The global chip market which apparently has softened considerably, after years of booming growth, hit the first-quarter net profits of South Korean electronic giant Samsung Electronics hard. The biggest smartphone and memory chip maker of the world reported a slump in profits for the most recent quarter.
The company reported a 56.9 per cent year-on-year drop in the net that Samsung managed to generate in the January-March period at 5.04 trillion won which is the lowest for any quarter for it since the third quarter of 2016, the company said.
Samsung Electronics is arguably the most important company among the large number of companies under the control of the giant Samsung Group and is also by far the biggest amongst the family-controlled conglomerates. Samsung as a group has considerable influence over the South Korean business and economic scene which is the 11th largest economy of the world. The Samsung group is also very critical for the health of the country’s economy.
In recent years, Samsung Electronics has reported record profits despite a series of setbacks which included the company having to make recalls for its products and the jail term sentencing for its de facto chief.
However the scenario is changing fast now because of a drop in global demand for chips and increase in global supply which is causing a drop in chip prices across the board.
There has also been increasing tough competition from Chinese rivals like Huawei in the smartphone market which has tormented the company. In 2017, Huawei surpassed Apple to take second place in terms of the number of smartphones shipped in the year.

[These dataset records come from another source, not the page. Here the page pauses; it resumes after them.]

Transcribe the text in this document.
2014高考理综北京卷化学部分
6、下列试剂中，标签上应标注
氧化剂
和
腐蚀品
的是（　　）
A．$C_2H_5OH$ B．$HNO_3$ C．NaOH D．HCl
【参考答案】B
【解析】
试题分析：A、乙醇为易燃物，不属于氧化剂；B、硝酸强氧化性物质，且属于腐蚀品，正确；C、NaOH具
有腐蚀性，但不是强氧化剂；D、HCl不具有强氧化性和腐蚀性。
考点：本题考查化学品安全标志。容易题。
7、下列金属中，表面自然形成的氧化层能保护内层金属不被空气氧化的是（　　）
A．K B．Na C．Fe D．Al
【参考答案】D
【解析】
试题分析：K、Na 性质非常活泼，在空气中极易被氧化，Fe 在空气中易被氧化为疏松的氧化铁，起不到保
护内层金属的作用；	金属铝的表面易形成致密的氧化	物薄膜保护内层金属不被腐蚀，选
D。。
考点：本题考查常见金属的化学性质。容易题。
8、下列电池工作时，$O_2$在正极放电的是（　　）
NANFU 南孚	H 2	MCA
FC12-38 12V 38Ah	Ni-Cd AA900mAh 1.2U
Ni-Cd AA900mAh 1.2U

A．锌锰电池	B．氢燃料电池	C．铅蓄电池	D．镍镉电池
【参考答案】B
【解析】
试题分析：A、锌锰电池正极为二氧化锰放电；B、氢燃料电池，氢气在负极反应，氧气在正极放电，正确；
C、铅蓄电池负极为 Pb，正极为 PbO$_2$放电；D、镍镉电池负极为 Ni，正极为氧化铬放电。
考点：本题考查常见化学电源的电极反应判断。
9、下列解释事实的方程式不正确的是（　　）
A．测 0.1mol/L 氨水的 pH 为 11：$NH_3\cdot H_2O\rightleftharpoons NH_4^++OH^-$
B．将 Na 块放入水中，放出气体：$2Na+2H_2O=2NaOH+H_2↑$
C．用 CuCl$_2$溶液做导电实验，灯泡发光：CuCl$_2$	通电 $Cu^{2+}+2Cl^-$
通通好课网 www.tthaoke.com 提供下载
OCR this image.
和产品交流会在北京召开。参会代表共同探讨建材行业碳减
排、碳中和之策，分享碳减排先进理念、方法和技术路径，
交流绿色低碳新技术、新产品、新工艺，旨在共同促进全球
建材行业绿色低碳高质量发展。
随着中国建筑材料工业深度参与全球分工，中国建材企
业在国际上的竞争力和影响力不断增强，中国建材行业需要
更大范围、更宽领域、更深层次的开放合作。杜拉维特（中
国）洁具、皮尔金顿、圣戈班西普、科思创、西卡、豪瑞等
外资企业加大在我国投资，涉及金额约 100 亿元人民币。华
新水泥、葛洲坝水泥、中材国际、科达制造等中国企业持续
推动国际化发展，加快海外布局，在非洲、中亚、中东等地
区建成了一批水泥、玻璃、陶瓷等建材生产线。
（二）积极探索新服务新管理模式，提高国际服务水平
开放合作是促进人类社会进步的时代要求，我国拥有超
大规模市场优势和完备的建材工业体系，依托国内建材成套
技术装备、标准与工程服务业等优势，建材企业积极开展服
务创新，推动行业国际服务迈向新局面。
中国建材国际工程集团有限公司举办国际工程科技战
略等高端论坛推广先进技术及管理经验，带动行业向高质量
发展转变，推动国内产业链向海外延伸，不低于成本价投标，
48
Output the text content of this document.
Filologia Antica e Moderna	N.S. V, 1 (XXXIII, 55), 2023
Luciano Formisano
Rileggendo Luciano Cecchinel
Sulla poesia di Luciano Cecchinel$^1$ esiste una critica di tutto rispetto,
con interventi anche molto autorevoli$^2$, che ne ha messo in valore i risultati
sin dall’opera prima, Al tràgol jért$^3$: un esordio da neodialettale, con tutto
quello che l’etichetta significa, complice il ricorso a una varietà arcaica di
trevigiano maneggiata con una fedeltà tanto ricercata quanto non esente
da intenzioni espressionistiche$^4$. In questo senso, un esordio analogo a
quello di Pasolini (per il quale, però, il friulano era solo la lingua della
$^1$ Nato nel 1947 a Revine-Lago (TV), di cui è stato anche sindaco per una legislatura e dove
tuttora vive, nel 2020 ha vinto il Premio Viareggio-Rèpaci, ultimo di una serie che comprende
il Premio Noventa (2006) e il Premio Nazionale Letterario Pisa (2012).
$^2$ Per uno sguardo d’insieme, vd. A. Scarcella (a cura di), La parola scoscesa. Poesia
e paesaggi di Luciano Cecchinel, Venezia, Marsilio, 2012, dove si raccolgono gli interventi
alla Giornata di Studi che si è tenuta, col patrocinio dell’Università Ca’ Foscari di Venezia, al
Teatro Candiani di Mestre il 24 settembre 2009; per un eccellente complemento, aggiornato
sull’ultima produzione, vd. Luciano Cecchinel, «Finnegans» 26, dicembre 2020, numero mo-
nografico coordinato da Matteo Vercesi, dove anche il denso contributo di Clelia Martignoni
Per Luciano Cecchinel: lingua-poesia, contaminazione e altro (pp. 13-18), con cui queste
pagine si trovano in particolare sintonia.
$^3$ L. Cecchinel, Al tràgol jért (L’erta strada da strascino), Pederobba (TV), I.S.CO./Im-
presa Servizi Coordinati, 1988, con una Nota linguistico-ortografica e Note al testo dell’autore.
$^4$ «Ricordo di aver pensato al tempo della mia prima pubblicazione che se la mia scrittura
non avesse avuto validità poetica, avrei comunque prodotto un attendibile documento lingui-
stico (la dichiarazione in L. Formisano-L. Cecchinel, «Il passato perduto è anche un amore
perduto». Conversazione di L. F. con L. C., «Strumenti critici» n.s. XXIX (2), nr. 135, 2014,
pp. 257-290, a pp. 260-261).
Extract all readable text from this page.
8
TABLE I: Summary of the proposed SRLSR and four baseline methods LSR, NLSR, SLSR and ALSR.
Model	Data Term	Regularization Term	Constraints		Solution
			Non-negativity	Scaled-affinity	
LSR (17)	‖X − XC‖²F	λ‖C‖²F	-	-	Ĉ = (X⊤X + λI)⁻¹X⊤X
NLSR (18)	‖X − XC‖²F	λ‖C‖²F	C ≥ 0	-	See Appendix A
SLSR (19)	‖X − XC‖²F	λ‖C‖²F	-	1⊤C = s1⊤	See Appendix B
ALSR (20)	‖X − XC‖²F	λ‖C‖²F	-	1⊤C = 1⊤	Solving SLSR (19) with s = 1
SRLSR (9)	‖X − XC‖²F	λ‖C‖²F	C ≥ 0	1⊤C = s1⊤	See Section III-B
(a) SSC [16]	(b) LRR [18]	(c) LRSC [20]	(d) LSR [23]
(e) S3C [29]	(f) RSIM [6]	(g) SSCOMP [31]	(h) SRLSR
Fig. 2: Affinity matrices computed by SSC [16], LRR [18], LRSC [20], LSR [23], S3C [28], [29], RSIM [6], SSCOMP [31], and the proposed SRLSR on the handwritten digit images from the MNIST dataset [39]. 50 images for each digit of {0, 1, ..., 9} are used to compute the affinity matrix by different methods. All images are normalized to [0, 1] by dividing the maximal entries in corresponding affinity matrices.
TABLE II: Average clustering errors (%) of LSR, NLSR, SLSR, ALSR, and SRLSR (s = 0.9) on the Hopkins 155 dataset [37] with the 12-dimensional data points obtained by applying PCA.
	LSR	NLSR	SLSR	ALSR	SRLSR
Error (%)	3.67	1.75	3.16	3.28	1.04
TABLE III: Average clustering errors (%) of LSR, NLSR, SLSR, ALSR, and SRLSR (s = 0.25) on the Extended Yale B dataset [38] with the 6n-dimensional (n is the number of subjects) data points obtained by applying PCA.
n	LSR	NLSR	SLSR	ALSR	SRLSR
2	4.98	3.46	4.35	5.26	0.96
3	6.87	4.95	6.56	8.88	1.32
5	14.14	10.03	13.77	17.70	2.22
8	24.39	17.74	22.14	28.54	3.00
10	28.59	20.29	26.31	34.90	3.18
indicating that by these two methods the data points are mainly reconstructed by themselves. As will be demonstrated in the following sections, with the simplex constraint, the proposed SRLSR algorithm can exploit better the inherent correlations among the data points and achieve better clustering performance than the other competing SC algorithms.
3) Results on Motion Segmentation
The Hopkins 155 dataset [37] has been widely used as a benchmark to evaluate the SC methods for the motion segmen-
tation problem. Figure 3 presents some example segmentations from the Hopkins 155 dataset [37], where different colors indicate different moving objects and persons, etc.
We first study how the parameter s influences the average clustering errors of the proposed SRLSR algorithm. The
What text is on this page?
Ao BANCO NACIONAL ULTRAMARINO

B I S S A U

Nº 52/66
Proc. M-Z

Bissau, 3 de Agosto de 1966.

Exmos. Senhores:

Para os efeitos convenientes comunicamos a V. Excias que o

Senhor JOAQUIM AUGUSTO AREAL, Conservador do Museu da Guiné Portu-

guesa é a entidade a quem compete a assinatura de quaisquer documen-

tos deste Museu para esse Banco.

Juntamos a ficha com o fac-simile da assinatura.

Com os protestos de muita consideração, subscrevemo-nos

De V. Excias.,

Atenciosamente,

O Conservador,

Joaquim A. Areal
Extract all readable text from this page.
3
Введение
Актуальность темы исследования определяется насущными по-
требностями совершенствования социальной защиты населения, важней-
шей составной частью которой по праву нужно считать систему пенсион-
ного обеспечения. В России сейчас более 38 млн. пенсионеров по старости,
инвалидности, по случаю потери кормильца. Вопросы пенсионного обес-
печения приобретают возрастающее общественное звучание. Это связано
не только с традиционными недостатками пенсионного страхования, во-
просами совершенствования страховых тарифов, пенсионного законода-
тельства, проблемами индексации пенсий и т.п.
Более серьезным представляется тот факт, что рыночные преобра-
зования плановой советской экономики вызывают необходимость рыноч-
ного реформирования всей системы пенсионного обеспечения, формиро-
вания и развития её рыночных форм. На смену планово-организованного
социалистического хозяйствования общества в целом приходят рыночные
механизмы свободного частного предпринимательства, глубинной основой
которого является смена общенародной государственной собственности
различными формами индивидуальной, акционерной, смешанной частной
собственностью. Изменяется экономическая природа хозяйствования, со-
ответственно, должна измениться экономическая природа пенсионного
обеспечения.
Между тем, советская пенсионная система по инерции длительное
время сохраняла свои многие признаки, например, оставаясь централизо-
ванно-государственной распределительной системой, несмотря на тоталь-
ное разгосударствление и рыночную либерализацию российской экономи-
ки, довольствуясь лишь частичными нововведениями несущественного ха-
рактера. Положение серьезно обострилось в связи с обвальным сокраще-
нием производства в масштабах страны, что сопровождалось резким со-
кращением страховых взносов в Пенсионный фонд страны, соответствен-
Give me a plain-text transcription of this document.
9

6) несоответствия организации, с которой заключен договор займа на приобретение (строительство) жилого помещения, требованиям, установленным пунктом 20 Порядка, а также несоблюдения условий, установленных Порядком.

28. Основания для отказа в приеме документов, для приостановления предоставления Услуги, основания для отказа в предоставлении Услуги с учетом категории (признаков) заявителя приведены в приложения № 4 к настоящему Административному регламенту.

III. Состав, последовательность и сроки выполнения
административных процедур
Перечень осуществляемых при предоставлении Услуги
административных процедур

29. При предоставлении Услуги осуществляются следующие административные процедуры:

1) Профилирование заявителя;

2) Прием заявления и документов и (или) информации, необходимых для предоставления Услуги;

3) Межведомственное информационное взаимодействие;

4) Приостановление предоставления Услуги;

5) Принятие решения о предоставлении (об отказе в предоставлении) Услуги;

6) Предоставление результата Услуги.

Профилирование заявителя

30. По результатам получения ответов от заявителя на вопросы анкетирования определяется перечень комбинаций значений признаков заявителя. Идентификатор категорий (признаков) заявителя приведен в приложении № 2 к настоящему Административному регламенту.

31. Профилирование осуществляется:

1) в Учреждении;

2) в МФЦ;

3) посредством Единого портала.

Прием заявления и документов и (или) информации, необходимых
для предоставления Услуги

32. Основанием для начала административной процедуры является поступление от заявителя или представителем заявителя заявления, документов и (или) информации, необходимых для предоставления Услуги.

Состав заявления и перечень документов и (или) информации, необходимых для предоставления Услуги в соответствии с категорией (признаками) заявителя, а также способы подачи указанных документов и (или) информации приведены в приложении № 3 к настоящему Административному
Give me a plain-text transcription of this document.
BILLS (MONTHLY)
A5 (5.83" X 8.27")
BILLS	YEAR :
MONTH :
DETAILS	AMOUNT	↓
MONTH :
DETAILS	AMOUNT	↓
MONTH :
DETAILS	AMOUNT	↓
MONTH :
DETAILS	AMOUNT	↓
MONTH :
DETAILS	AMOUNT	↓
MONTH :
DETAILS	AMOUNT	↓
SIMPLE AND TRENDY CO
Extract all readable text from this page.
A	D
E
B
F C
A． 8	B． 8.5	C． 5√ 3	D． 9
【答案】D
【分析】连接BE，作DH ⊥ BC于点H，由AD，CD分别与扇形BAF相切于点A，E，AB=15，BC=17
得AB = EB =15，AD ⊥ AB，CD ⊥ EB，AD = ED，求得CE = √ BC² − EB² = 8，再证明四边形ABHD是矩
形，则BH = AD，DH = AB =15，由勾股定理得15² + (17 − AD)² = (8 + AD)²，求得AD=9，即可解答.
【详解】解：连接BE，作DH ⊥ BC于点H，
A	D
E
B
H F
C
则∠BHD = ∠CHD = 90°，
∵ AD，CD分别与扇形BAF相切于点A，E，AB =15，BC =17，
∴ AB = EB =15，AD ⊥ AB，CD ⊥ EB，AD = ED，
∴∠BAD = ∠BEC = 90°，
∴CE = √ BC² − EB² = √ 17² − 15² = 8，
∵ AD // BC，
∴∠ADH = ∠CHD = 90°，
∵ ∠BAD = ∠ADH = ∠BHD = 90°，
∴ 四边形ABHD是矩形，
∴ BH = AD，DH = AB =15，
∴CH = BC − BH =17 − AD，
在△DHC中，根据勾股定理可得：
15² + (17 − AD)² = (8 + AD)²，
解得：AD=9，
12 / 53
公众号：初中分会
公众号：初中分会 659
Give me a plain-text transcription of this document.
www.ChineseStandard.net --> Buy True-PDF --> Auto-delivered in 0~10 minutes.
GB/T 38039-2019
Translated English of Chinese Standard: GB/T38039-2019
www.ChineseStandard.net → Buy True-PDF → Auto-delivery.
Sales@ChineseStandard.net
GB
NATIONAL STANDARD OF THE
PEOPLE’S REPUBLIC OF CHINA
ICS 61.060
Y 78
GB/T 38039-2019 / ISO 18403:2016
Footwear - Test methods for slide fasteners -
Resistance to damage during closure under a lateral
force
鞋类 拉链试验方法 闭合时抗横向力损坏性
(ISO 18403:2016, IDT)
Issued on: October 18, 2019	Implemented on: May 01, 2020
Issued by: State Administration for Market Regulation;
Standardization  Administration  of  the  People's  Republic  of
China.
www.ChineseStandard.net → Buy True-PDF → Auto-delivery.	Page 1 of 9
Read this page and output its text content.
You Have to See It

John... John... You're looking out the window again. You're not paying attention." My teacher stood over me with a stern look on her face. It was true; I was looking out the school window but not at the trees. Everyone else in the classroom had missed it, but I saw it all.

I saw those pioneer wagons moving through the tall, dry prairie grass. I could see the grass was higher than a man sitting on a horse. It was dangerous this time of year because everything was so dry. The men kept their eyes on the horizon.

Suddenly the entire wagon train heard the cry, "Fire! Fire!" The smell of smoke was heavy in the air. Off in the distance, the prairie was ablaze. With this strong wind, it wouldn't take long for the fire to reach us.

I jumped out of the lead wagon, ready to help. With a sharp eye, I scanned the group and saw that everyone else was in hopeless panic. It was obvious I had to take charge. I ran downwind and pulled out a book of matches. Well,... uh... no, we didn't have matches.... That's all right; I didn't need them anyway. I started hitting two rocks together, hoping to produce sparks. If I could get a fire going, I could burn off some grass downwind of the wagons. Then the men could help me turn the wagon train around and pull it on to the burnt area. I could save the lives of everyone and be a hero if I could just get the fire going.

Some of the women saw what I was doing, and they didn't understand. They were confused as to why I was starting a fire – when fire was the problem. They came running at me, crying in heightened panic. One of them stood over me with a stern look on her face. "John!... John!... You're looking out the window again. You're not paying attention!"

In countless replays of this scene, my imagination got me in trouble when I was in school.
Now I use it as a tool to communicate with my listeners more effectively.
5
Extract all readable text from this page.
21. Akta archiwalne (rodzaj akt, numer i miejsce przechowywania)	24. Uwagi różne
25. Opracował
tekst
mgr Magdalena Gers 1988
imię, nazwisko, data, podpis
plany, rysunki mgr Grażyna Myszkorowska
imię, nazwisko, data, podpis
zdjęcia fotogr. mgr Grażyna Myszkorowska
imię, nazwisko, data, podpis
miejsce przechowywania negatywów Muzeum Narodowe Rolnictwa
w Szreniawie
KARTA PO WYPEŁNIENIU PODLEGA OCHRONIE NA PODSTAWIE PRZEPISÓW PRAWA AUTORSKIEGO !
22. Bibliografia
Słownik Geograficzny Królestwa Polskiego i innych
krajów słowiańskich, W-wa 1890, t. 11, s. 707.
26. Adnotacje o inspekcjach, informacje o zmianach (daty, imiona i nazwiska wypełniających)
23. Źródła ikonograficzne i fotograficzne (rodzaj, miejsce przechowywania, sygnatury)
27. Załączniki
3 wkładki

The company is challenging Samsung because it is offering equal quality and features at lower prices.
“Mobile displays suffered slower demand and intensifying competition with LTPS LCDs,” the company said in a statement.
“Large displays also took a hit from a continued decline in LCD panel prices amid weak seasonality.”
After South Korea won the global race to commercially launch the world’s first nationwide 5G networks, Samsung launched its top-end S10 5G smartphone earlier this month.
However the company decided to postpone the launch of its $2,000 foldable smartphone in et United States last week after there were reports of screen problems within days of use in the phones that the company had distributed among reviewers.
Despite the Samsung foldable phone not being the first of its kind to be launched in the market this year, the company was hoping that the model would generate demand as existing customers people upgraded to it and that a sector that has been craving for new innovations for demand growth would be revived.
It should be noted that Samsung is also supplier and screens and memory chips for its own smartphones as well as for those of Apple and provides high end chips for large capacity servers used in cloud companies by companies such as Amazon.